Die Stadt Dortmund könne aber nichts gegen die Botschaften auf den LKW machen, heißt es in einer Stellungnahme. Weil Stegemöller als Subunternehmer auf der Baustelle arbeite und nicht im direkten Auftragsverhältnis zur Stadt stehe: "Die Spedition bewegt sich mit ihren Aktionen innerhalb des Rahmens, den das Grundrecht auf Meinungsfreiheit eröffnet, weshalb formalrechtlich nicht gegen diese vorgegangen werden kann, auch wenn hier eindeutig ein Konflikt mit den Werten der Stadt Dortmund vorliegt." Die LKW-Beschriftung entspreche "erkennbar nicht dem, wofür die Stadt Dortmund steht – als Stadt der Vielfalt, Weltoffenheit und der Toleranz." Den Protest der Schüler am Goethe-Gymnasium begrüßt die Stadt, auch wenn er keine direkte Auswirkung auf die Beauftragung haben könne.

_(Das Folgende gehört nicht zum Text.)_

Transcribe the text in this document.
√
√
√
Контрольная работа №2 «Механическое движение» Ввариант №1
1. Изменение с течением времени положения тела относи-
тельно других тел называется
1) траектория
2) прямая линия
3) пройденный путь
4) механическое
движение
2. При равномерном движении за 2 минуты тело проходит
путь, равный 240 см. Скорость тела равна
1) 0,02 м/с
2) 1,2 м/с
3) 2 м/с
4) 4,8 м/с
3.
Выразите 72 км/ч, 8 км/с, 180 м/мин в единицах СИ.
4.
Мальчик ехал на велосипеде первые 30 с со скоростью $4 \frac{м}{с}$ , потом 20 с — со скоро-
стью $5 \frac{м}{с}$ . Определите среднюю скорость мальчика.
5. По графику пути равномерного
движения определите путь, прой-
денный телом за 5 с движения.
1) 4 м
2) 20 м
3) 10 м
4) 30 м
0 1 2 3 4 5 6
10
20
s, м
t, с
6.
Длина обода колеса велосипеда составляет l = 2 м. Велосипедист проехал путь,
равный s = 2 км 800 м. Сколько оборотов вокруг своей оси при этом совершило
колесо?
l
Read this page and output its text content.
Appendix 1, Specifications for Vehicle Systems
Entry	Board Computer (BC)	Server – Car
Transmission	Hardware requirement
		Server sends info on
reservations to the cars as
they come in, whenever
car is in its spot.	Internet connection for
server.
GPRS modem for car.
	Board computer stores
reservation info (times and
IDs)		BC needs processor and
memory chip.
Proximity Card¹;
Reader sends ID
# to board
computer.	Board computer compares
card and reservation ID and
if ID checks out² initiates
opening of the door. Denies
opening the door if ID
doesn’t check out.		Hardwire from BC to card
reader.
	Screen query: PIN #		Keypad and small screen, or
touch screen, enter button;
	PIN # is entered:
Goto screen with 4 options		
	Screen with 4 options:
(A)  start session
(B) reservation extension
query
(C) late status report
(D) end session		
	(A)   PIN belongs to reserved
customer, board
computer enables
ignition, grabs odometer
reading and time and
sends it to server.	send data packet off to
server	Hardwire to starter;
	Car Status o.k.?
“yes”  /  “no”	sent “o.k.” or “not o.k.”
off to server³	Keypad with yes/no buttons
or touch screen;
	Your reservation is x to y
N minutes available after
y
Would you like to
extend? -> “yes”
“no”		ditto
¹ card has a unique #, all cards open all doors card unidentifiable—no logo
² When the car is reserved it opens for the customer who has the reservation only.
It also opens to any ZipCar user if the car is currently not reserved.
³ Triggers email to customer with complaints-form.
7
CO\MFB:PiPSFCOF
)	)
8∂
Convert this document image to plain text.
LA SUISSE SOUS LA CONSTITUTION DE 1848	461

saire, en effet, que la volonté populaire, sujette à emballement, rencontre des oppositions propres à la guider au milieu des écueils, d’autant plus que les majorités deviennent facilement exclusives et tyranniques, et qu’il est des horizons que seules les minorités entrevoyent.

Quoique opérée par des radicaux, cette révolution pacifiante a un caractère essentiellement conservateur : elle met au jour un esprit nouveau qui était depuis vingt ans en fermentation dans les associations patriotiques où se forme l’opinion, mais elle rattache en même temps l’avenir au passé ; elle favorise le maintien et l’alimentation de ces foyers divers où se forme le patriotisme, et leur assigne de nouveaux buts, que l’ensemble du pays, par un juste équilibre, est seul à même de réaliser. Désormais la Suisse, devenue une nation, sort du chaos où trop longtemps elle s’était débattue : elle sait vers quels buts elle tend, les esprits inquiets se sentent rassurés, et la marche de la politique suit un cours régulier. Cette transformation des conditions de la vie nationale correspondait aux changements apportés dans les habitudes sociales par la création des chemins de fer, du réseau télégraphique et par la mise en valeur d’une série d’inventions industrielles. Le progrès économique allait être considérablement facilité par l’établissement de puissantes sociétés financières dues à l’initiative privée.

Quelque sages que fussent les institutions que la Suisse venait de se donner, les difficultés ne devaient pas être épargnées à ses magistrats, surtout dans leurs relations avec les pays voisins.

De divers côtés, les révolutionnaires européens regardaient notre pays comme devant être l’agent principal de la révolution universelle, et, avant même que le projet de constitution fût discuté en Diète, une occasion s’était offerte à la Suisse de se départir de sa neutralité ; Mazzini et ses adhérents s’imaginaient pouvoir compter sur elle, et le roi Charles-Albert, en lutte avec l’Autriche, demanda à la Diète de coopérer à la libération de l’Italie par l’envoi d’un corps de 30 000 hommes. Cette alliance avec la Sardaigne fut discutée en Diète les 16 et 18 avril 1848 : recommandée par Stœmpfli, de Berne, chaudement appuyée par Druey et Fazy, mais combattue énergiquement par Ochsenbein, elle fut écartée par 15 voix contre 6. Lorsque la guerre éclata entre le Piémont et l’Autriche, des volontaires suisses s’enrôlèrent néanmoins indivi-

Die Plakataktion der Schüler setze ein "sichtbares und starkes Zeichen der jungen Dortmunder*innen." Die Botschaften auf den LKW würden nicht einfach still hingenommen, "sondern ihnen wird eine ablehnende Haltung entgegengesetzt – ganz im Einklang mit den Werten der Stadt Dortmund."

Engagement der Schüler zahlt sich aus

Christof Nattkemper im Portrait

Christof Nattkemper, Leiter der Goethe Gymnasiums Dortmund

Und ganz offensichtlich hatte der Schüler-Protest auch Erfolg. Schulleiter Nattkemper erzählt, dass die LKW von Seiten der Firma ausgetauscht worden seien und mittlerweile durchgängig Fahrzeuge in Betrieb seien, "die diese Sprüche an der Seite eben nicht mehr haben." Das zeige, dass sich das demokratische Engagement seiner Schüler ausgezahlt habe, so der Schulleiter. Und darauf ist Christof Nattkemper wirklich stolz.